Fall Issue Editorial
As this issue goes to press, we are witnessing the playing out of the corporatized culture and attitudes the public has been fed for decades. Cop culture, military, or "warrior" culture, rape culture, and Wall Street culture are inseparable. All are racist, misogynist, inherently violent, alienated, antisocial, and ego-centric. Vengeance, greed, and prejudicial judgment are key to this mindset. Sadly, many working people have bought into it to our social and class detriment.
This is the cultural perspective that justifies worker abuse, victim-blaming, criminalization of poverty, racism, sexism, police abuse, torture, exploitation, corporate theft, destruction of the ecology, imperialism, and war. It is the fascist ideology of raw power or, "Power of the Will" where the brutal rule of those with power is justified and under which illness and poverty are seen as character flaws and deserved conditions of the weak.
Fortunately, not all are taken in by this pathology. As the ugly reality of corporate right-wing culture is bared, the best remedy is the recognition and rejection of this destructive paradigm, reclaiming and recreating our older, healthier, more community-focused working class culture.
In rejecting the corporate, militarized police state, we affirm our common humanity and solidarity, realizing that our class commonality and collective interests include and transcend differences of gender, race, religion and national origin.
This is what gives us, as working people, the strength to survive. This is what this journal is about.
In these pages are poems about the satisfaction of work and caring for and about our co-workers, as in the poem "Henion Bakery" by Virginia Schnurr and in "The Man Who Made Your Breakfast" by Christy Passion. We have several strong poems about union organizing -- its basis in humanity and working class empathy which includes the joy of real empowerment over our lives when we realize that together, united, we have more power than our bosses, and even more than the politicians that represent them.

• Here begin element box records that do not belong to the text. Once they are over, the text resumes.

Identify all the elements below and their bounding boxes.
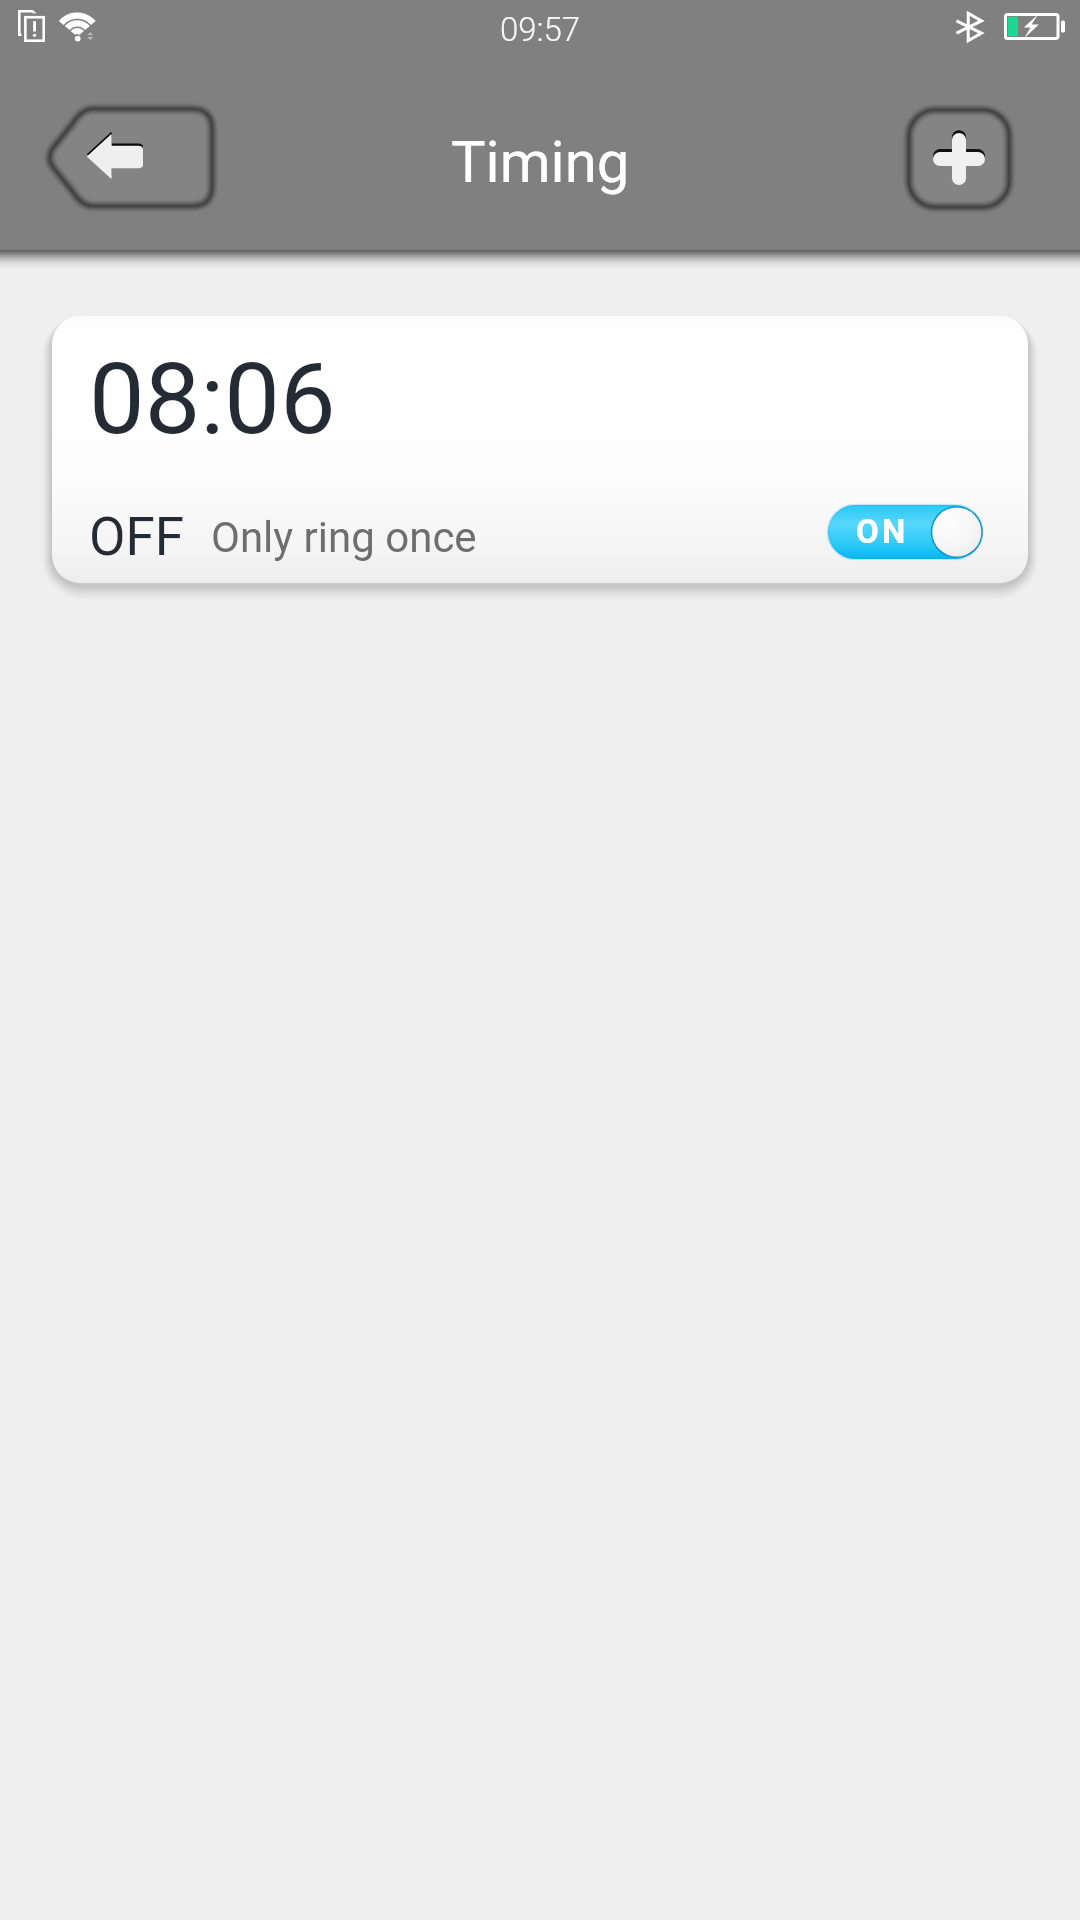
button[interactable]: Back (46, 109, 212, 206)
button[interactable]: Add alarm (909, 110, 1009, 207)
staticText: 09:57 (500, 10, 581, 49)
staticText: Timing (451, 128, 630, 196)
button[interactable]: Alarm enabled (828, 505, 982, 559)
staticText: OFF (89, 506, 185, 568)
staticText: 08:06 (89, 341, 336, 457)
staticText: Only ring once (211, 513, 477, 562)
button[interactable]: 08:06 (52, 316, 1028, 583)
staticText: ON (856, 512, 909, 551)
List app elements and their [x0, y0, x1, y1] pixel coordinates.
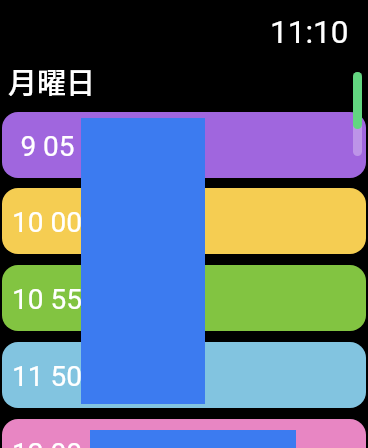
staticText: 9 05 [20, 130, 75, 163]
button[interactable]: 9 05 [2, 112, 366, 178]
staticText: 11 50 [12, 360, 82, 393]
staticText: 12 00 [12, 437, 82, 448]
staticText: 10 00 [12, 206, 82, 239]
button[interactable]: 12 00 [2, 419, 366, 448]
button[interactable]: 10 55 [2, 265, 366, 331]
button[interactable]: 11 50 [2, 342, 366, 408]
staticText: 11:10 [270, 14, 349, 51]
staticText: 10 55 [12, 283, 82, 316]
staticText: 月曜日 [8, 60, 96, 96]
button[interactable]: 10 00 [2, 188, 366, 254]
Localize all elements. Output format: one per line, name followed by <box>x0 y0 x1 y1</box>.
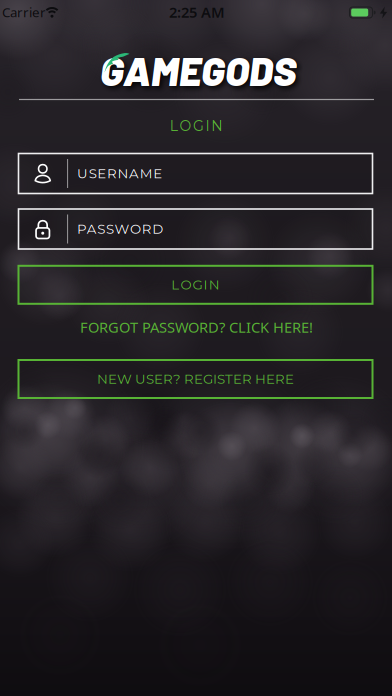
staticText: 2:25 AM <box>169 2 225 22</box>
staticText: USERNAME <box>77 165 162 182</box>
staticText: LOGIN <box>170 118 222 135</box>
staticText: PASSWORD <box>77 221 163 237</box>
button[interactable]: PASSWORD <box>18 209 372 249</box>
button[interactable]: FORGOT PASSWORD? CLICK HERE! <box>80 317 313 337</box>
staticText: NEW USER? REGISTER HERE <box>97 371 294 387</box>
button[interactable]: NEW USER? REGISTER HERE <box>18 360 372 398</box>
button[interactable]: USERNAME <box>18 154 372 194</box>
staticText: GAMEGODS <box>100 46 296 94</box>
button[interactable]: LOGIN <box>18 266 372 304</box>
staticText: FORGOT PASSWORD? CLICK HERE! <box>80 317 313 337</box>
staticText: Carrier <box>2 3 46 21</box>
staticText: LOGIN <box>171 277 220 293</box>
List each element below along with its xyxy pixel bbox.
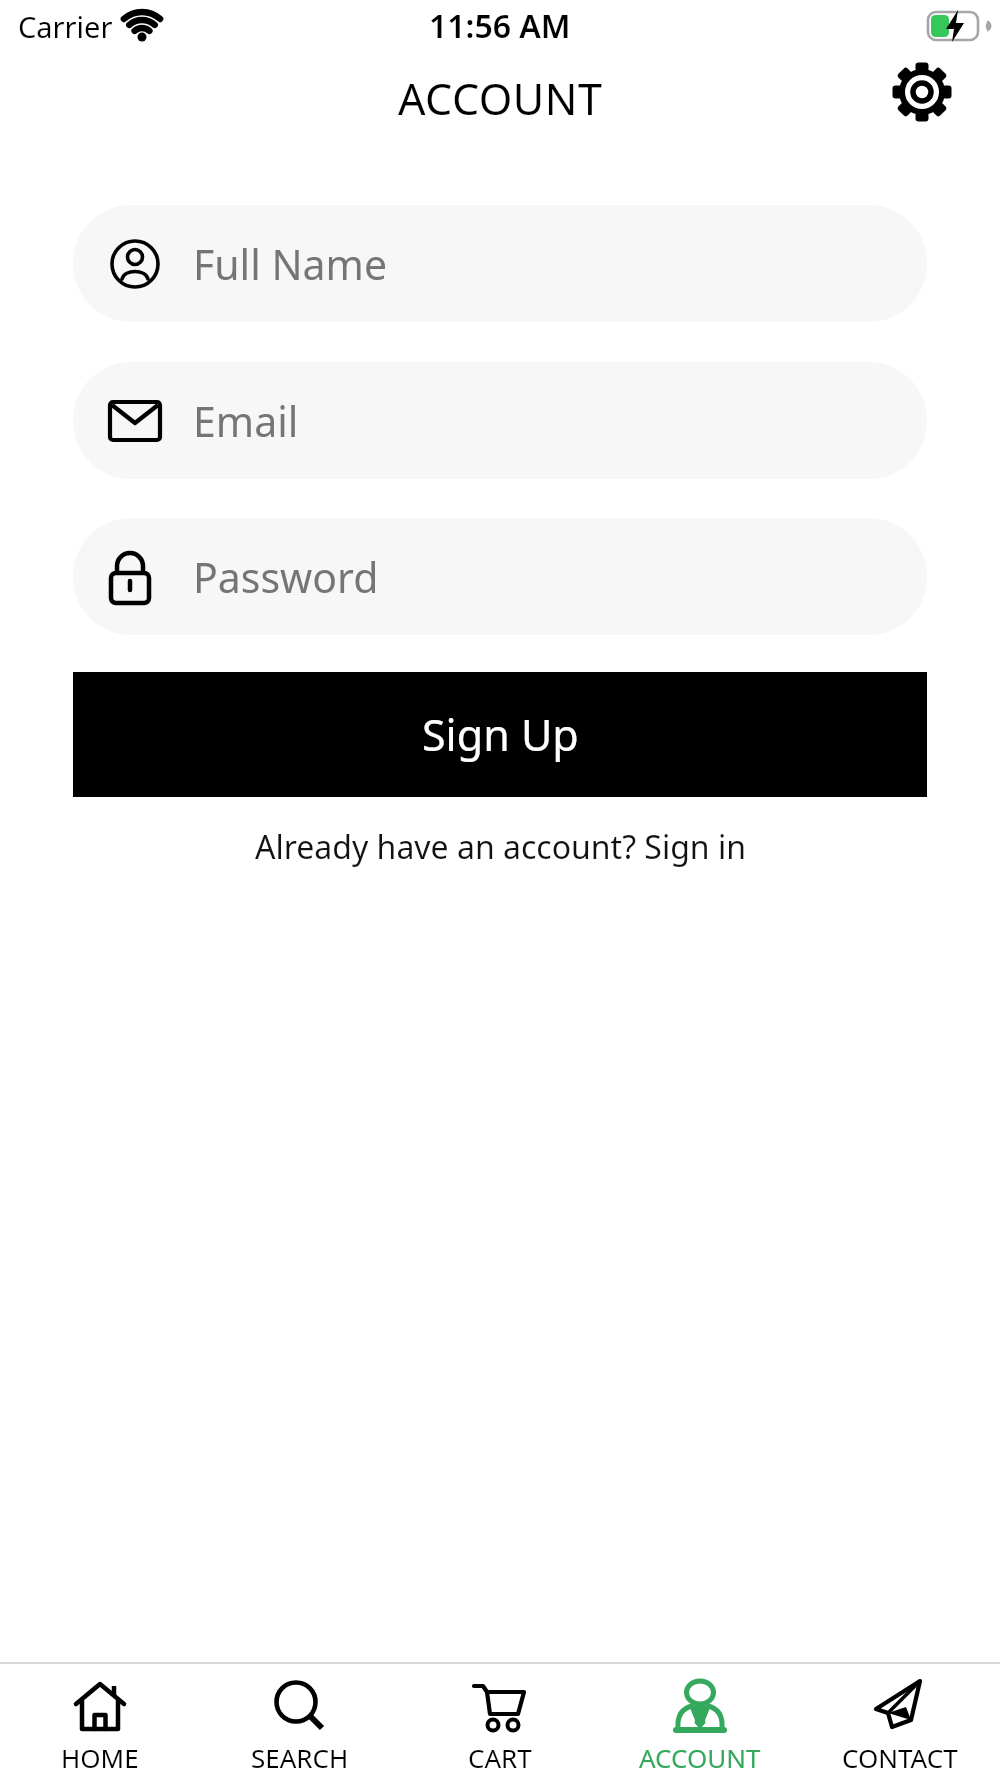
button[interactable]: HOME (0, 1664, 200, 1778)
button[interactable]: Email (73, 362, 927, 479)
staticText: Email (193, 393, 299, 449)
button[interactable]: CART (400, 1664, 600, 1778)
staticText: ACCOUNT (398, 69, 603, 128)
staticText: SEARCH (251, 1740, 349, 1775)
staticText: Password (193, 549, 379, 605)
staticText: Sign Up (422, 705, 579, 764)
staticText: CART (468, 1740, 532, 1775)
staticText: Already have an account? Sign in (255, 825, 746, 869)
staticText: Carrier (18, 7, 113, 46)
staticText: HOME (61, 1740, 139, 1775)
staticText: ACCOUNT (639, 1740, 761, 1775)
button[interactable]: Password (73, 518, 927, 635)
button[interactable]: CONTACT (800, 1664, 1000, 1778)
button[interactable] (890, 60, 954, 124)
button[interactable]: Sign Up (73, 672, 927, 797)
staticText: Full Name (193, 236, 388, 292)
staticText: 11:56 AM (429, 4, 571, 48)
button[interactable]: Full Name (73, 205, 927, 322)
button[interactable]: SEARCH (200, 1664, 400, 1778)
button[interactable]: ACCOUNT (600, 1664, 800, 1778)
button[interactable]: Already have an account? Sign in (0, 825, 1000, 869)
staticText: CONTACT (842, 1740, 958, 1775)
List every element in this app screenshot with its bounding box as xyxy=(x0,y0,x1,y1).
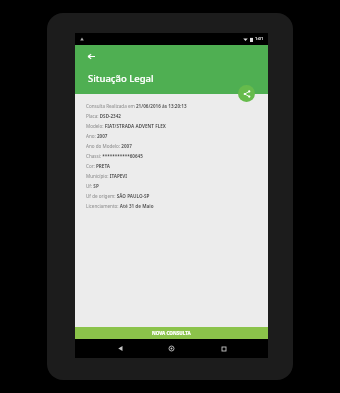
button[interactable]: Back xyxy=(114,342,127,355)
staticText: Uf de origem: SÃO PAULO-SP xyxy=(86,193,150,199)
button[interactable]: Back xyxy=(84,49,99,64)
staticText: Município: ITAPEVI xyxy=(86,173,128,179)
staticText: NOVA CONSULTA xyxy=(152,330,191,336)
staticText: Uf: SP xyxy=(86,183,99,189)
staticText: Licenciamento: Até 31 de Maio xyxy=(86,203,154,209)
staticText: Chassi: ***********60645 xyxy=(86,153,143,159)
staticText: Situação Legal xyxy=(88,72,154,85)
staticText: Consulta Realizada em 21/06/2016 às 13:2… xyxy=(86,103,187,109)
staticText: Ano: 2007 xyxy=(86,133,108,139)
staticText: 1:01 xyxy=(255,36,264,42)
button[interactable]: NOVA CONSULTA xyxy=(75,327,268,339)
button[interactable]: Home xyxy=(165,342,178,355)
button[interactable]: Share xyxy=(238,85,255,102)
staticText: Placa: DSD-2342 xyxy=(86,113,121,119)
staticText: Ano do Modelo: 2007 xyxy=(86,143,132,149)
staticText: Modelo: FIAT/STRADA ADVENT FLEX xyxy=(86,123,166,129)
staticText: Cor: PRETA xyxy=(86,163,110,169)
button[interactable]: Recents xyxy=(217,342,230,355)
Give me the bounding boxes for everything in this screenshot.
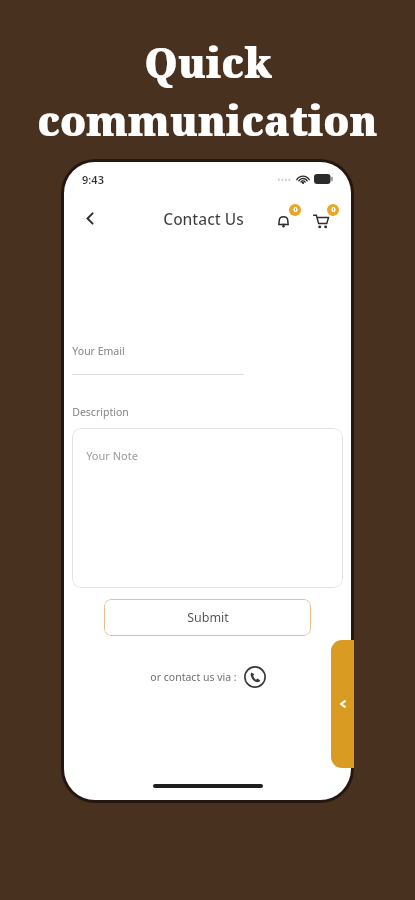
staticText: Quick <box>144 34 272 90</box>
button[interactable]: Call us <box>244 666 266 688</box>
staticText: Your Email <box>72 344 125 358</box>
staticText: or contact us via : <box>150 670 237 684</box>
staticText: 9:43 <box>82 172 104 187</box>
staticText: 0 <box>331 205 336 215</box>
button[interactable]: Notifications <box>273 204 301 232</box>
button[interactable]: Submit <box>104 599 311 636</box>
button[interactable]: Your Note <box>72 428 343 588</box>
staticText: Description <box>72 405 129 419</box>
staticText: 0 <box>293 205 298 215</box>
staticText: Contact Us <box>163 208 244 229</box>
staticText: communication <box>37 92 378 148</box>
staticText: Submit <box>187 609 229 626</box>
button[interactable]: Back <box>72 200 108 236</box>
button[interactable]: Cart <box>311 204 339 232</box>
staticText: Your Note <box>86 448 138 463</box>
button[interactable]: Open side panel <box>331 640 354 768</box>
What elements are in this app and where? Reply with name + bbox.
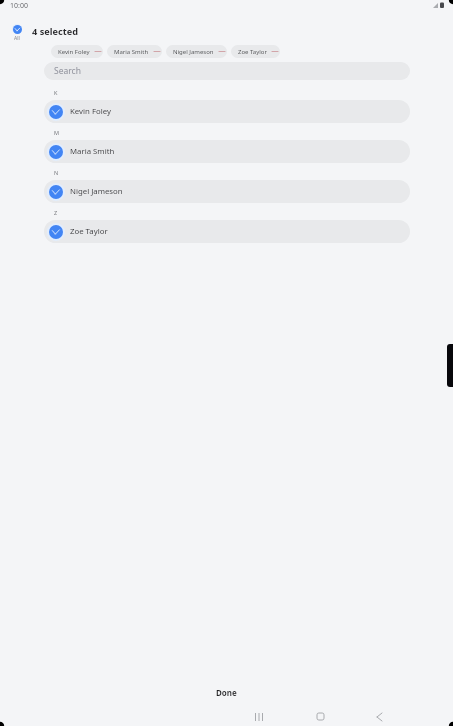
staticText: Zoe Taylor <box>238 48 267 56</box>
button[interactable]: Done <box>202 682 251 703</box>
button[interactable]: Select all <box>8 24 25 42</box>
button[interactable]: Nigel Jameson <box>44 180 410 203</box>
button[interactable]: Kevin Foley <box>51 45 103 58</box>
staticText: 10:00 <box>10 1 28 11</box>
staticText: Maria Smith <box>70 146 115 157</box>
staticText: Kevin Foley <box>70 106 111 117</box>
staticText: Z <box>54 209 58 216</box>
button[interactable]: Recents <box>245 703 272 726</box>
button[interactable]: Nigel Jameson <box>166 45 227 58</box>
staticText: M <box>54 129 59 136</box>
staticText: N <box>54 169 59 176</box>
button[interactable]: Maria Smith <box>44 140 410 163</box>
button[interactable]: Back <box>366 703 393 726</box>
button[interactable]: Home <box>307 703 334 726</box>
button[interactable]: Zoe Taylor <box>231 45 280 58</box>
staticText: K <box>54 89 58 96</box>
staticText: Zoe Taylor <box>70 226 108 237</box>
staticText: Nigel Jameson <box>70 186 123 197</box>
staticText: Search <box>54 65 81 77</box>
staticText: Maria Smith <box>114 48 149 56</box>
staticText: Kevin Foley <box>58 48 90 56</box>
staticText: Done <box>216 687 237 698</box>
staticText: Nigel Jameson <box>173 48 214 56</box>
staticText: All <box>14 35 20 42</box>
button[interactable]: Search <box>44 62 410 80</box>
other: Edge panel <box>447 344 453 387</box>
button[interactable]: Zoe Taylor <box>44 220 410 243</box>
button[interactable]: Maria Smith <box>107 45 162 58</box>
staticText: 4 selected <box>32 25 78 38</box>
button[interactable]: Kevin Foley <box>44 100 410 123</box>
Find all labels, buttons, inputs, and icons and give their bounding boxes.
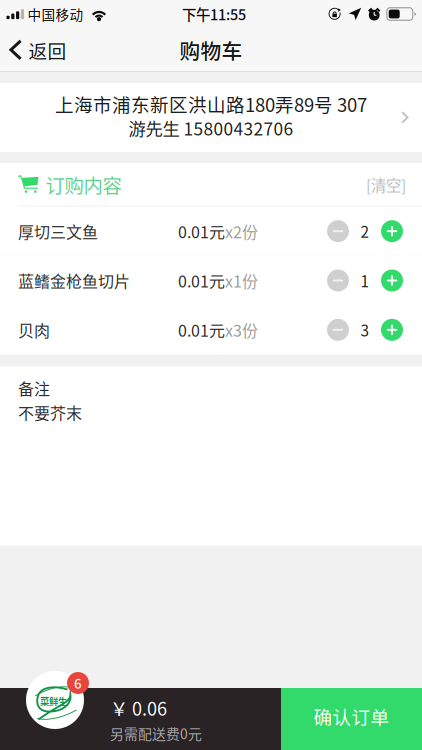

Poems in this issue get to the nitty-gritty of bad jobs, poverty and homelessness. These poems also speak with outrage, disgust and horror at the abuses of our corrupt system and of the nightmare of torture and murder unleashed by our police and our military, both at home and around the world.
We are proud to be able to continue presenting the strongest poets and writers of our awake and aware working class and hope to be able to continue. This project is a collective effort. We can't do it without you. We are grateful for your support and your inspiration.